A governança da blockchain também pode ser capturada pelo produtor do equipamento de mineração, um player que tem incentivos econômicos para controlar como as regras da blockchain devem mudar, direcionando as decisões para sua direção preferida. Este é o caso da Bitmain Technologies, uma empresa privada chinesa que domina a indústria de hardware de mineração de criptomoedas com base em ASIC, com aproximadamente 75% de participação no mercado global, e também o maior player no mercado de serviços de pool de mineração. “A Bitmain possui e opera totalmente dois dos maiores pools de mineração, AntPool e BTC.com, e também é o principal investidor em outro grande pool de mineração, a ViaBTC. Muitos dos outros grandes reservatórios de mineração também são parceiros de negócios da Bitmain. (…) Ao adquirir uma grande fatia do mercado de serviços de pool, o produtor de equipamentos tem uma influência desproporcional na governança da blockchain.” (Ferreira, Li e Nikolowa, 2019).

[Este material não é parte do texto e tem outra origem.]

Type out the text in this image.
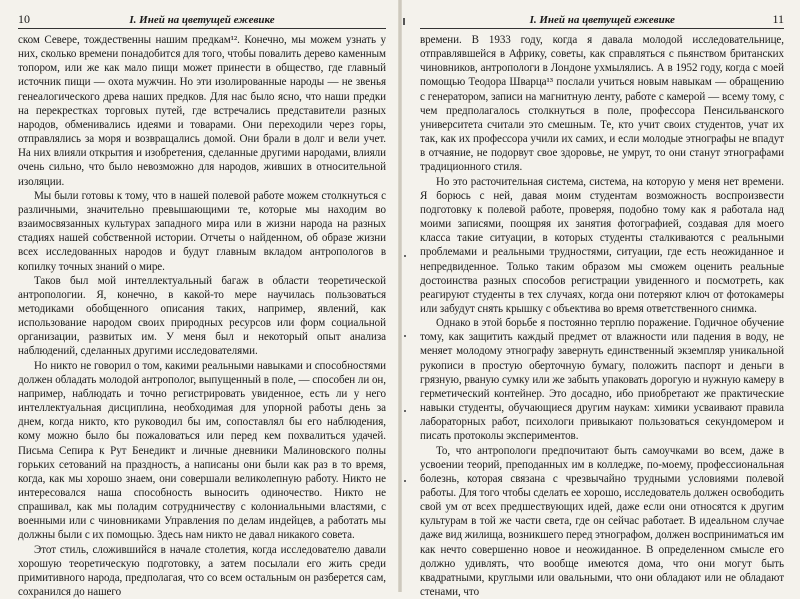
10	I. Иней на цветущей ежевике

ском Севере, тождественны нашим предкам¹². Конечно, мы можем узнать у них, сколько времени понадобится для того, чтобы повалить дерево каменным топором, или же как мало пищи может принести в общество, где главный источник пищи — охота мужчин. Но эти изолированные народы — не звенья генеалогического древа наших предков. Для нас было ясно, что наши предки на перекрестках торговых путей, где встречались представители разных народов, обменивались идеями и товарами. Они переходили через горы, отправлялись за моря и возвращались домой. Они брали в долг и вели учет. На них влияли открытия и изобретения, сделанные другими народами, влияли очень сильно, что было невозможно для народов, живших в относительной изоляции.

Мы были готовы к тому, что в нашей полевой работе можем столкнуться с различными, значительно превышающими те, которые мы находим во взаимосвязанных культурах западного мира или в жизни народа на разных стадиях нашей собственной истории. Отчеты о найденном, об образе жизни всех исследованных народов и будут главным вкладом антропологов в копилку точных знаний о мире.

Таков был мой интеллектуальный багаж в области теоретической антропологии. Я, конечно, в какой-то мере научилась пользоваться методиками обобщенного описания таких, например, явлений, как использование народом своих природных ресурсов или форм социальной организации, развитых им. У меня был и некоторый опыт анализа наблюдений, сделанных другими исследователями.

Но никто не говорил о том, какими реальными навыками и способностями должен обладать молодой антрополог, выпущенный в поле, — способен ли он, например, наблюдать и точно регистрировать увиденное, есть ли у него интеллектуальная дисциплина, необходимая для упорной работы день за днем, когда никто, кто руководил бы им, сопоставлял бы его наблюдения, кому можно было бы пожаловаться или перед кем похвалиться удачей. Письма Сепира к Рут Бенедикт и личные дневники Малиновского полны горьких сетований на праздность, а написаны они были как раз в то время, когда, как мы хорошо знаем, они совершали великолепную работу. Никто не интересовался наша способность выносить одиночество. Никто не спрашивал, как мы поладим сотрудничеству с колониальными властями, с военными или с чиновниками Управления по делам индейцев, а работать мы должны были с их помощью. Здесь нам никто не давал никакого совета.

Этот стиль, сложившийся в начале столетия, когда исследователю давали хорошую теоретическую подготовку, а затем посылали его жить среди примитивного народа, предполагая, что со всем остальным он разберется сам, сохранился до нашего

I. Иней на цветущей ежевике	11

времени. В 1933 году, когда я давала молодой исследовательнице, отправлявшейся в Африку, советы, как справляться с пьянством британских чиновников, антропологи в Лондоне ухмылялись. А в 1952 году, когда с моей помощью Теодора Шварца¹³ послали учиться новым навыкам — обращению с генератором, записи на магнитную ленту, работе с камерой — всему тому, с чем предполагалось столкнуться в поле, профессора Пенсильванского университета считали это смешным. Те, кто учит своих студентов, учат их так, как их профессора учили их самих, и если молодые этнографы не впадут в отчаяние, не подорвут свое здоровье, не умрут, то они станут этнографами традиционного стиля.

Но это расточительная система, система, на которую у меня нет времени. Я борюсь с ней, давая моим студентам возможность воспроизвести подготовку к полевой работе, проверяя, подобно тому как я работала над моими записями, поощряя их занятия фотографией, создавая для моего класса такие ситуации, в которых студенты сталкиваются с реальными проблемами и реальными трудностями, ситуации, где есть неожиданное и непредвиденное. Только таким образом мы сможем оценить реальные достоинства разных способов регистрации увиденного и посмотреть, как реагируют студенты в тех случаях, когда они потеряют ключ от фотокамеры или забудут снять крышку с объектива во время ответственного снимка.

Однако в этой борьбе я постоянно терплю поражение. Годичное обучение тому, как защитить каждый предмет от влажности или падения в воду, не меняет молодому этнографу завернуть единственный экземпляр уникальной рукописи в простую оберточную бумагу, положить паспорт и деньги в грязную, рваную сумку или же забыть упаковать дорогую и нужную камеру в герметический контейнер. Это досадно, ибо приобретают же практические навыки студенты, обучающиеся другим наукам: химики усваивают правила лабораторных работ, психологи привыкают пользоваться секундомером и писать протоколы экспериментов.

То, что антропологи предпочитают быть самоучками во всем, даже в усвоении теорий, преподанных им в колледже, по-моему, профессиональная болезнь, которая связана с чрезвычайно трудными условиями полевой работы. Для того чтобы сделать ее хорошо, исследователь должен освободить свой ум от всех предшествующих идей, даже если они относятся к другим культурам в той же части света, где он сейчас работает. В идеальном случае даже вид жилища, возникшего перед этнографом, должен восприниматься им как нечто совершенно новое и неожиданное. В определенном смысле его должно удивлять, что вообще имеются дома, что они могут быть квадратными, круглыми или овальными, что они обладают или не обладают стенами, что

Privacidade e fungibilidade

Considerando as disposições do Regulamento Geral de Proteção de Dados (GDPR) para a minimização, pseudonimização e anonimização de dados, especificamente o artigo 5 (1), alíneas (b) e (c), os dados pessoais devem ser coletados e processados com fins legítimos e limitados a quê é necessário (Parlamento Europeu, 2016). Ao mesmo tempo, os governos aumentam o processamento de dados pessoais para controlar contribuições políticas, doações estrangeiras, para combater o terrorismo, lavagem de dinheiro e aumentar a tributação e evitar a evasão de dinheiro. “Os comerciantes devem ser cautelosos com seus clientes, importunando-os por mais informações do que de outra forma precisariam” (Nakamoto, 2008, p. 1), por causa dos regulamentos e para evitar fraudes.

As blockchains permitem a troca de ativos digitais minimizando ou evitando completamente o processamento de dados pessoais, contando com criptografia de chave pública para prevenir fraudes, o que aumenta a privacidade, mas reduz o controle imposto aos indivíduos pelo governo. As soluções de privacidade envolvem a execução de uma cópia local da blockchain e também do block explorer, um aplicativo web capaz de exibir graficamente dados da blockchain em formato legível, porque os servidores e aplicativos web podem registrar endereços IP e permitir a geolocalização dos usuários. As transações de blockchain também podem ser roteadas através da rede Tor, também chamada de ‘deep web’, uma rede criptografada e sem registros de conexões, permitindo transações, votação eletrônica e contribuições políticas em ditaduras e países em dificuldades. As tecnologias de mistura (mixing) codificadas em blockchains permitem embaralhar as transações em quantidades menores, misturando várias entradas diferentes antes de serem enviadas para uma carteira, proporcionando fungibilidade e reduzindo significativamente a probabilidade de identificação.

Blockchain além do dinheiro digital

Embora blockchains geralmente estejam relacionadas a dinheiro digital, a tecnologia permite outras aplicações como cartório digital, compras e prestação de contas transparentes e votação eletrônica.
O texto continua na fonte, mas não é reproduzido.